Neal Hefti composed themes to ‘Batman’ and ‘The Odd Couple’

Published 5:00 am Wednesday, October 15, 2008

LOS ANGELES — Neal Hefti, a former big-band trumpeter, arranger and composer who worked with Count Basie and Woody Herman and later composed the memorable themes for the movie “The Odd Couple” and the campy hit TV series “Batman,” has died. He was 85.

Hefti died Saturday at his suburban Los Angeles home, said his son, Paul. He did not know the cause of death but said his father had been in good health.

“Everybody in the music business loved Neal Hefti,” radio and television personality Gary Owens, a longtime friend, said Tuesday. “He was one of the really great arrangers and composers of all time. He worked with all those guys — Charlie Spivak, Harry James, Woody Herman — and he made arrangements that were just spectacular.”

Described as “one of the most influential big-band arrangers of the 1940s and ’50s” in “The Encyclopedia of Popular Music,” Hefti turned his attention to composing for film and television in the 1960s.

Among his credits as a film composer are “Sex and the Single Girl,” “Harlow” (one of his most famous tunes, “Girl Talk,” came out of the score), “How to Murder Your Wife,” “Boeing Boeing,” “Duel at Diablo,” “Barefoot in the Park,” “A New Leaf,” “Last of the Red Hot Lovers” and “The Odd Couple,” whose theme he reprised for the 1970s TV series.

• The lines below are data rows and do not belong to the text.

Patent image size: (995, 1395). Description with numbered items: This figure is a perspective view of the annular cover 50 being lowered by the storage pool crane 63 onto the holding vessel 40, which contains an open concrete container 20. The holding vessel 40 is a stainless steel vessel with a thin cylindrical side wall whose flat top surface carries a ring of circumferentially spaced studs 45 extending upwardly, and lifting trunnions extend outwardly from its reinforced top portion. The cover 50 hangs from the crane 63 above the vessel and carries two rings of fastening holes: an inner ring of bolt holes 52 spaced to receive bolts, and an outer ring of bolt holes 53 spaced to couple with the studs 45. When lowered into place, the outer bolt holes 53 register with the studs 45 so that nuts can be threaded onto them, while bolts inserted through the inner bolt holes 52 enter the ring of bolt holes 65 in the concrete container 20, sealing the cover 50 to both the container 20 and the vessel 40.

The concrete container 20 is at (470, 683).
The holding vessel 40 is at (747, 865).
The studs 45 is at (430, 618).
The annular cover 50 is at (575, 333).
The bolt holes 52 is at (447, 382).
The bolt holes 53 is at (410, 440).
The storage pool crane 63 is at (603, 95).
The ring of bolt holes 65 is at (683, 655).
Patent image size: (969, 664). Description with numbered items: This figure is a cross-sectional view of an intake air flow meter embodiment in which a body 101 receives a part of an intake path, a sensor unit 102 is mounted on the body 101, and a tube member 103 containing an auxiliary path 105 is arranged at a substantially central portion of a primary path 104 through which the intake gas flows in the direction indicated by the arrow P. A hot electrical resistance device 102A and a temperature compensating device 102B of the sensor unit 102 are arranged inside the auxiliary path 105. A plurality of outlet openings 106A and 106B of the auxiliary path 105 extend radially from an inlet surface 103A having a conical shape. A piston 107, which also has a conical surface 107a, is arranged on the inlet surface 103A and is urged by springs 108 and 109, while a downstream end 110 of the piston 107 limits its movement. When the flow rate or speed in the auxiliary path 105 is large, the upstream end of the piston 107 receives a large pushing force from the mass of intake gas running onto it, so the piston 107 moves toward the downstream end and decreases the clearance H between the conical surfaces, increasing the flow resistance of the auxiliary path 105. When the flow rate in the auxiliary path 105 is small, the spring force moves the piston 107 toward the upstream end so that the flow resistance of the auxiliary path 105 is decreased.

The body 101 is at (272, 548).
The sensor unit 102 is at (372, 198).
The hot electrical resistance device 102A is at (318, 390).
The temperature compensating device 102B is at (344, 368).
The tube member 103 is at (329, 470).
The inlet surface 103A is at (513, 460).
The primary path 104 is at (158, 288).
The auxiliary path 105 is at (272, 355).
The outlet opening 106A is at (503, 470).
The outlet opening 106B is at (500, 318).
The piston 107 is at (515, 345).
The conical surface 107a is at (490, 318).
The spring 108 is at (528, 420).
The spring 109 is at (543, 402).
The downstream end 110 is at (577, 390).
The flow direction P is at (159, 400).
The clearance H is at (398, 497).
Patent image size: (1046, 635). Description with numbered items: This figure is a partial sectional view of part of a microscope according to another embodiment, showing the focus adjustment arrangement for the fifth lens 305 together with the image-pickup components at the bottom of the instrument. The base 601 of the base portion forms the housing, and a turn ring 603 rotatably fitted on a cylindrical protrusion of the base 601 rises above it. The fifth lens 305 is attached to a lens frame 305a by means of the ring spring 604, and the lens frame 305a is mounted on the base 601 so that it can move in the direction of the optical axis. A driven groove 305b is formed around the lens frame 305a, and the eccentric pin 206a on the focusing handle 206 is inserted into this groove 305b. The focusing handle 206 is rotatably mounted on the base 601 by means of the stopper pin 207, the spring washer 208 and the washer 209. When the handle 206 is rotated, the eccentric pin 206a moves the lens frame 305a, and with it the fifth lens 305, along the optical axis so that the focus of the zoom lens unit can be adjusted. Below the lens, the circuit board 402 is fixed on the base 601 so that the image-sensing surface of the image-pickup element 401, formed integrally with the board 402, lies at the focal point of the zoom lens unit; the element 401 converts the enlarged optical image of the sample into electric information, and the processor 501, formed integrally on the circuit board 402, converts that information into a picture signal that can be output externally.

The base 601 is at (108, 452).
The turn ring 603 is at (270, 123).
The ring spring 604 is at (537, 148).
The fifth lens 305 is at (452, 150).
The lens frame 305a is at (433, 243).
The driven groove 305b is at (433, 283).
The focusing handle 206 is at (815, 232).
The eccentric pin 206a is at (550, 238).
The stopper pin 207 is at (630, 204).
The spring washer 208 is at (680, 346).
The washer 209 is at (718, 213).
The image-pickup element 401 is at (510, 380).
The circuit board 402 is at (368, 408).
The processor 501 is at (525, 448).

Hefti also gained notice for composing the energetic title theme for “Batman,” the over-the-top 1966-68 superhero series that became an overnight sensation.

It was, Hefti later said, the hardest piece of music he wrote.

“I tore up a lot of paper,” he told Jon Burlingame, author of “TV’s Biggest Hits,” a 1996 book on television themes. “It did not come easy to me. … I just sweated over that thing, more so than any other single piece of music I ever wrote. I was never satisfied with it.”

“Batman,” he said, “was not a comedy. This was about unreal people. Batman and Robin were both very, very serious. The bad guys would be chasing them, and they would come to a stop at a red light, you know. They wouldn’t break the law even to save their own lives. So there was a grimness and a self-righteousness about all this.”

Hefti said it took him “the better part of a month” to come up with the theme.